Tensions mount over rail access to Ontario airport – Inland Valley Daily Bulletin
By Steve Scauzillo
March 7, 2020
Two Los Angeles County legislators are pressuring San Bernardino County to extend the Gold Line light-rail from the San Gabriel Valley into Ontario International Airport, making their arguments in an unprecedented appearance before the county’s transportation agency earlier this week.
State Sen. Anthony Portantino, D-La Canada Flintridge and Assemblyman Chris Holden, D-Pasadena, came armed Wednesday, March 4, with legislation that would create construction authorities to do the work, in effect wresting control from the San Bernardino County Transportation Authority but requiring the agency to fund the $1.5 billion project.
Portantino’s bill, SB 1390, introduced on Feb. 21, goes further than the bill Holden introduced in January. The newer bill would transfer taxpayer funds and SBCTA-owned land within the proposed rail right-of-way to a state-created independent construction authority.
Pushback was swift. The SBCTA board opposed both bills and passed a motion reasserting itself as the sole authority to plan, design and build new mass transit projects in San Bernardino County. For the past several months, SBCTA has proposed alternatives to the Gold Line, now renamed the “L” Line, including an enhanced service on Metrolink heavy-rail tracks from the Rancho Cucamonga Station taking passengers on smaller, German-made, zero-emission locomotives. This possible change in direction has set off a firestorm of disagreement over a rail project decades away.
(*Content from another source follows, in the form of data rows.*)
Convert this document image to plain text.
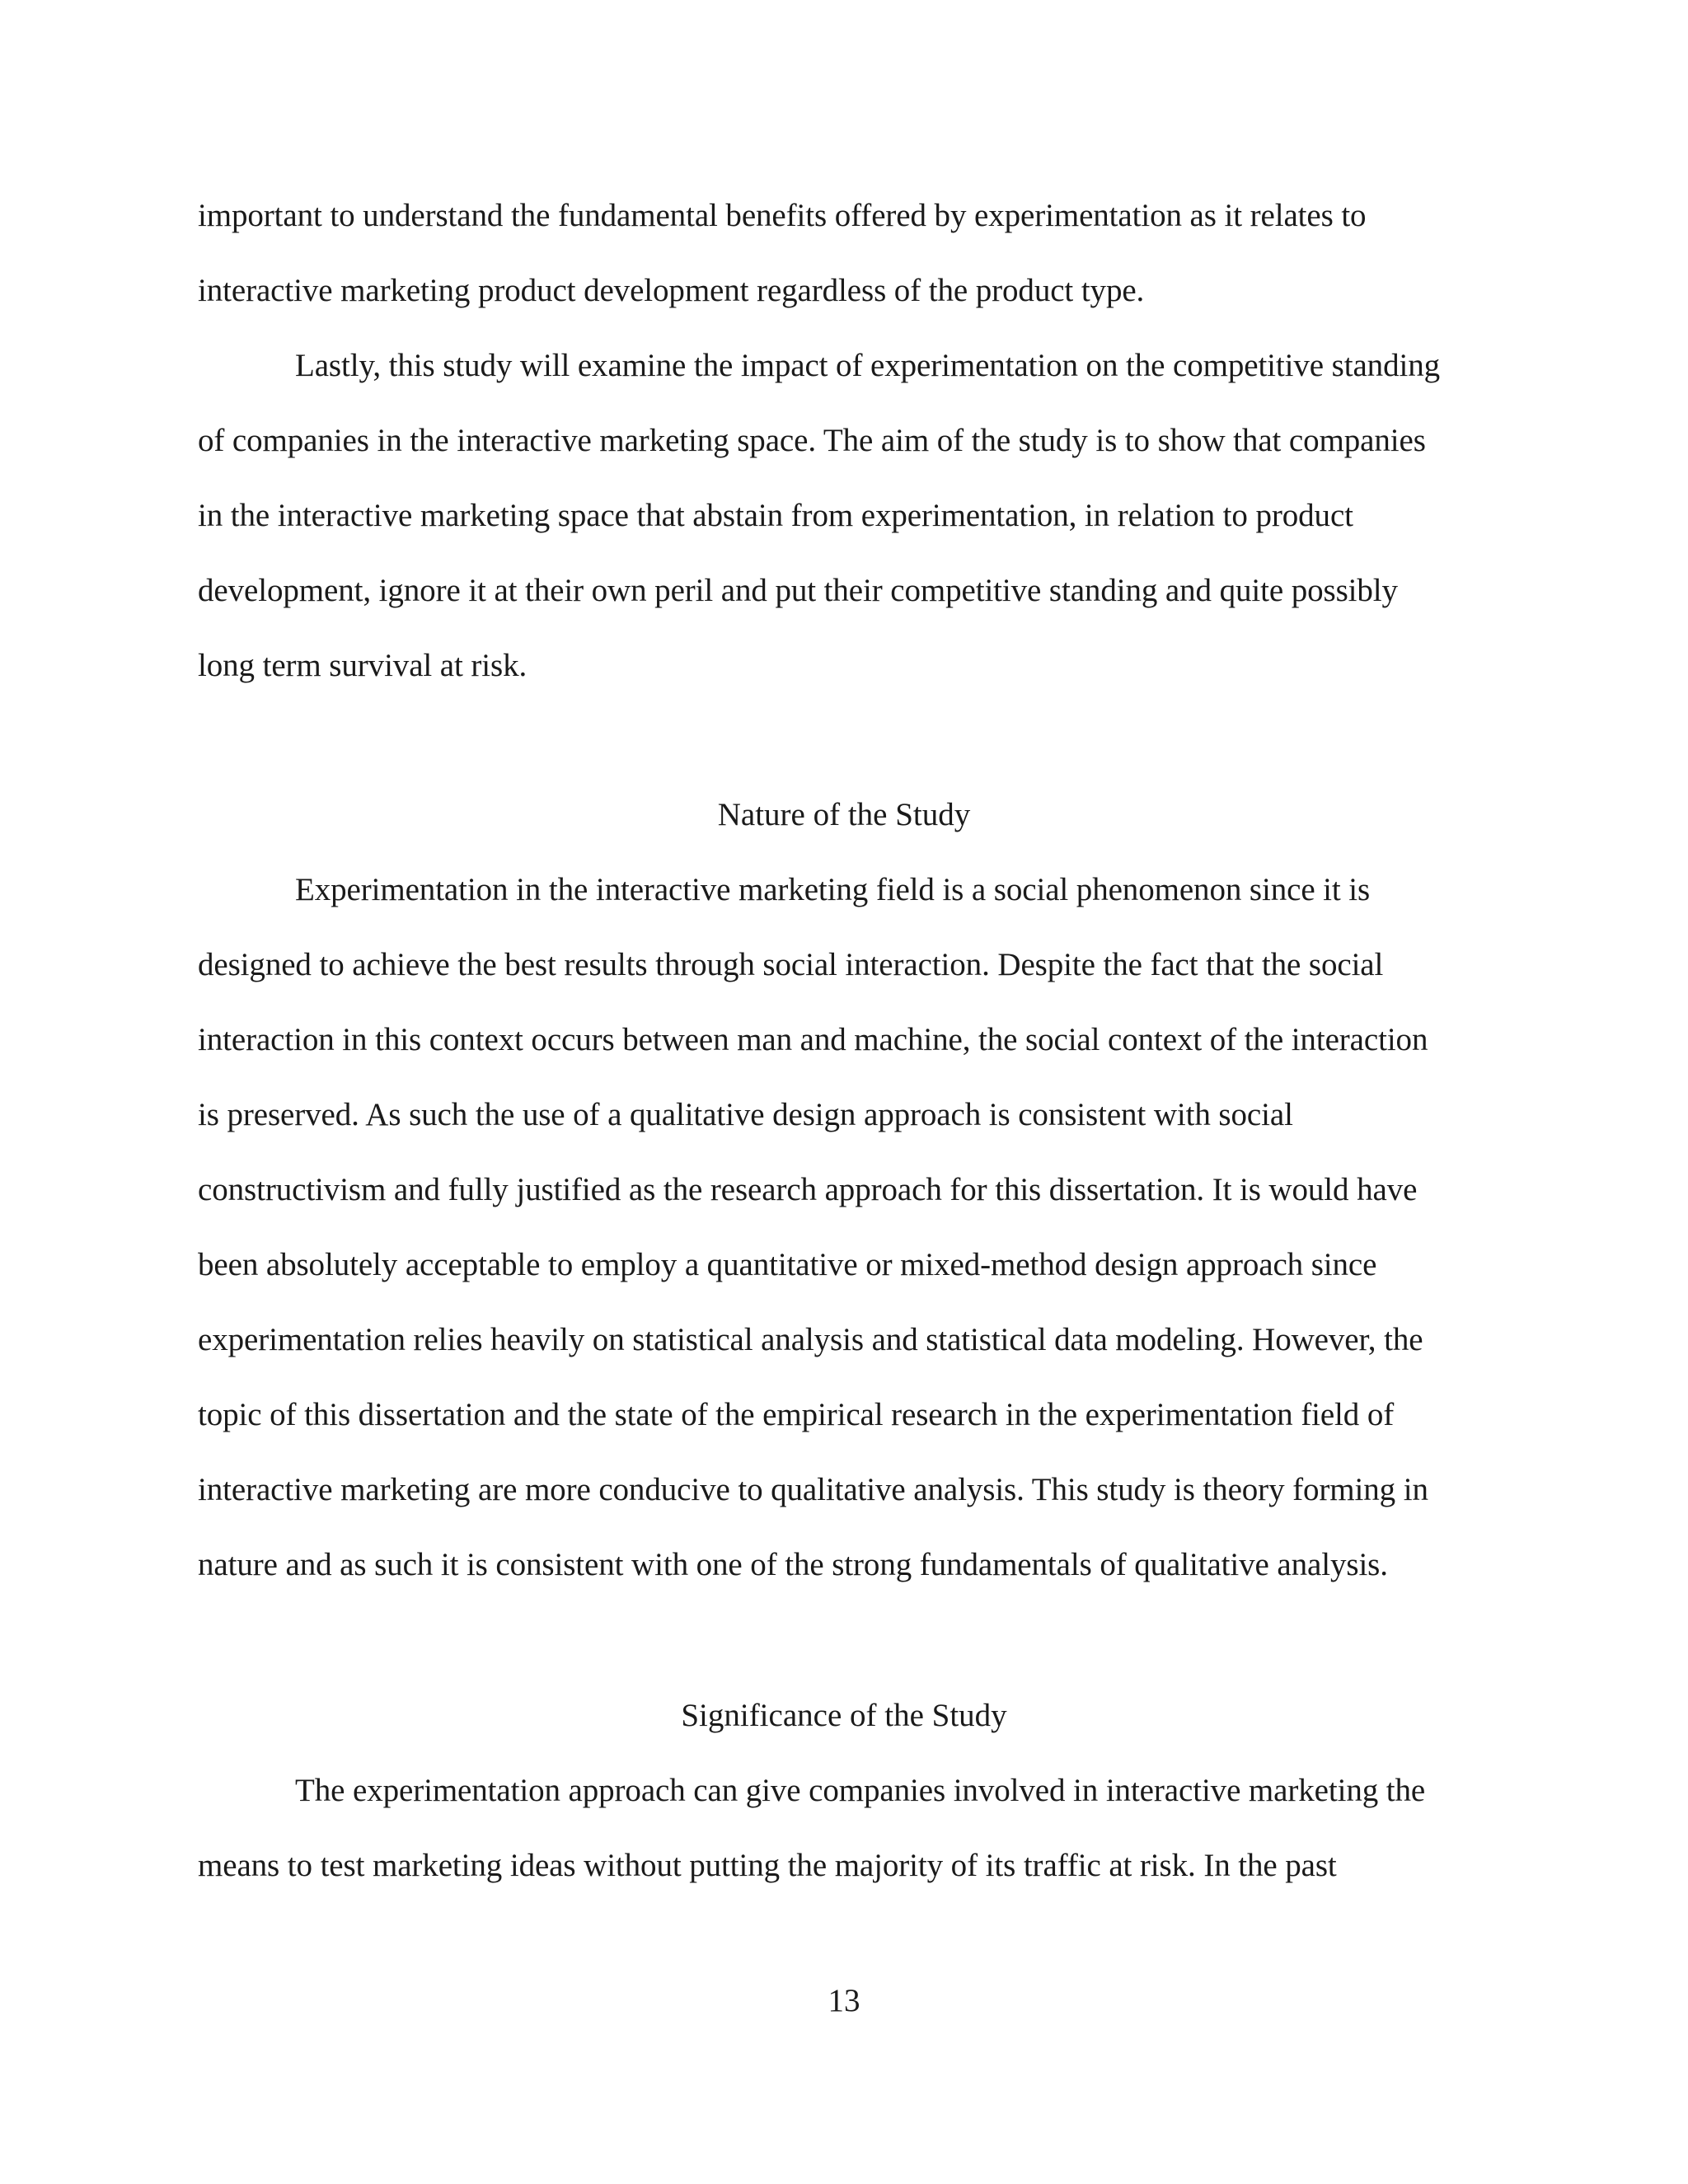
important to understand the fundamental benefits offered by experimentation as it relates to
interactive marketing product development regardless of the product type.
Lastly, this study will examine the impact of experimentation on the competitive standing
of companies in the interactive marketing space. The aim of the study is to show that companies
in the interactive marketing space that abstain from experimentation, in relation to product
development, ignore it at their own peril and put their competitive standing and quite possibly
long term survival at risk.
Nature of the Study
Experimentation in the interactive marketing field is a social phenomenon since it is
designed to achieve the best results through social interaction. Despite the fact that the social
interaction in this context occurs between man and machine, the social context of the interaction
is preserved. As such the use of a qualitative design approach is consistent with social
constructivism and fully justified as the research approach for this dissertation. It is would have
been absolutely acceptable to employ a quantitative or mixed-method design approach since
experimentation relies heavily on statistical analysis and statistical data modeling. However, the
topic of this dissertation and the state of the empirical research in the experimentation field of
interactive marketing are more conducive to qualitative analysis. This study is theory forming in
nature and as such it is consistent with one of the strong fundamentals of qualitative analysis.
Significance of the Study
The experimentation approach can give companies involved in interactive marketing the
means to test marketing ideas without putting the majority of its traffic at risk. In the past
13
The fierce battle between the two counties and now, legislators in Sacramento, is more than a turf squabble. It places the building of a rail line to serve Ontario airport in question and also, may jeopardize extension of LA Metro’s Gold Line to Claremont and Montclair, lawmakers say. Airport officials, along with those from Ontario and Montclair, say the airport needs a direct rail line into the terminals if it is to grow and reach its potential of flying 35 million passengers a year by 2045.